I used to love THE OUTSIDERS, but re-watching it recently, I wasn't quite sure why. It's a pretty good movie, but it definitely has its fair share of flaws. Though I read the book and loved the story, it's definitely not expressed as well in the movie (though that's to be expected). Many of the moments that could be viewed by many as symbolic and touching, I view as cheesy. And there are a lot of these moments--they're almost cringe-worthy. There's one flashback sequence that is quite unnecessary and very corny--but only one, which is good. It's not nearly as powerful and sad as it could have been, but I'm unsure who to blame this on. The other main flaw is Matt Dillon's acting in this one--he was great at playing an insensitive jerk, but he was terrible whenever he tried to show emotion.

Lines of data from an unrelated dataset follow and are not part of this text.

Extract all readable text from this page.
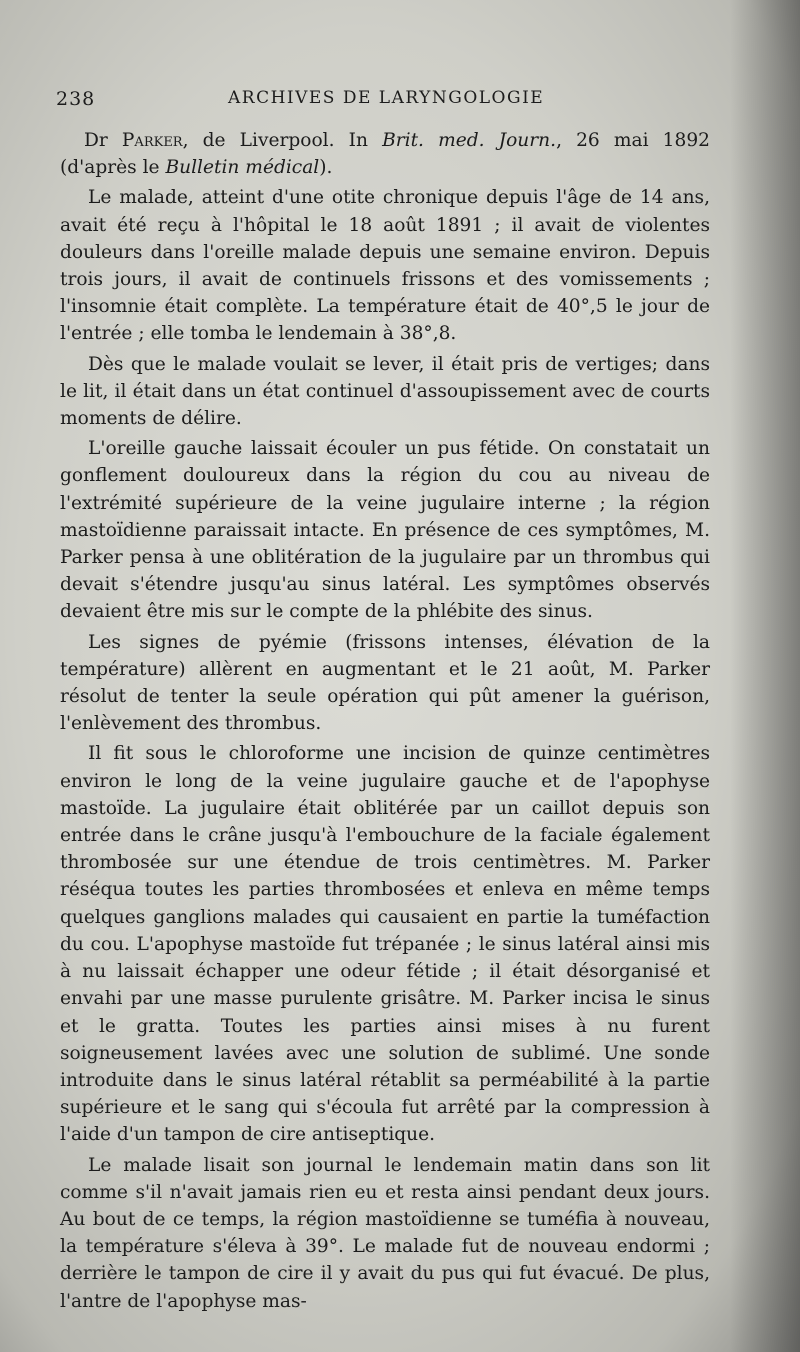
238	ARCHIVES DE LARYNGOLOGIE

Dr Parker, de Liverpool. In Brit. med. Journ., 26 mai 1892 (d'après le Bulletin médical).

Le malade, atteint d'une otite chronique depuis l'âge de 14 ans, avait été reçu à l'hôpital le 18 août 1891 ; il avait de violentes douleurs dans l'oreille malade depuis une semaine environ. Depuis trois jours, il avait de continuels frissons et des vomissements ; l'insomnie était complète. La température était de 40°,5 le jour de l'entrée ; elle tomba le lendemain à 38°,8.

Dès que le malade voulait se lever, il était pris de vertiges; dans le lit, il était dans un état continuel d'assoupissement avec de courts moments de délire.

L'oreille gauche laissait écouler un pus fétide. On constatait un gonflement douloureux dans la région du cou au niveau de l'extrémité supérieure de la veine jugulaire interne ; la région mastoïdienne paraissait intacte. En présence de ces symptômes, M. Parker pensa à une oblitération de la jugulaire par un thrombus qui devait s'étendre jusqu'au sinus latéral. Les symptômes observés devaient être mis sur le compte de la phlébite des sinus.

Les signes de pyémie (frissons intenses, élévation de la température) allèrent en augmentant et le 21 août, M. Parker résolut de tenter la seule opération qui pût amener la guérison, l'enlèvement des thrombus.

Il fit sous le chloroforme une incision de quinze centimètres environ le long de la veine jugulaire gauche et de l'apophyse mastoïde. La jugulaire était oblitérée par un caillot depuis son entrée dans le crâne jusqu'à l'embouchure de la faciale également thrombosée sur une étendue de trois centimètres. M. Parker réséqua toutes les parties thrombosées et enleva en même temps quelques ganglions malades qui causaient en partie la tuméfaction du cou. L'apophyse mastoïde fut trépanée ; le sinus latéral ainsi mis à nu laissait échapper une odeur fétide ; il était désorganisé et envahi par une masse purulente grisâtre. M. Parker incisa le sinus et le gratta. Toutes les parties ainsi mises à nu furent soigneusement lavées avec une solution de sublimé. Une sonde introduite dans le sinus latéral rétablit sa perméabilité à la partie supérieure et le sang qui s'écoula fut arrêté par la compression à l'aide d'un tampon de cire antiseptique.

Le malade lisait son journal le lendemain matin dans son lit comme s'il n'avait jamais rien eu et resta ainsi pendant deux jours. Au bout de ce temps, la région mastoïdienne se tuméfia à nouveau, la température s'éleva à 39°. Le malade fut de nouveau endormi ; derrière le tampon de cire il y avait du pus qui fut évacué. De plus, l'antre de l'apophyse mas-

However, with the bad comes the good. The story is great (though the deleted scenes of the Curtis brothers' bond would have added a lot to the movie), and executed quite well. Most of the other actors are great in their roles, namely C. Thomas Howell and Ralph Macchio as the two leads. The supporting cast is great too, namely Patrick Swayze and Rob Lowe as Ponyboy's brothers Darry and Sodapop--though their characters were underdeveloped. Diane Lane was great as the greasers' "spy" Cherry, and Leif Garrett was as well, surprisingly. It's fun to see famous actors of today back then--especially Tom Cruise in a small role.

THE OUTSIDERS is a pretty good movie with a great storyline and great acting (for the most part). It has a great display of cheesy moments (far too many), and a great tragic ending, but it doesn't quite pack a punch. 7/10.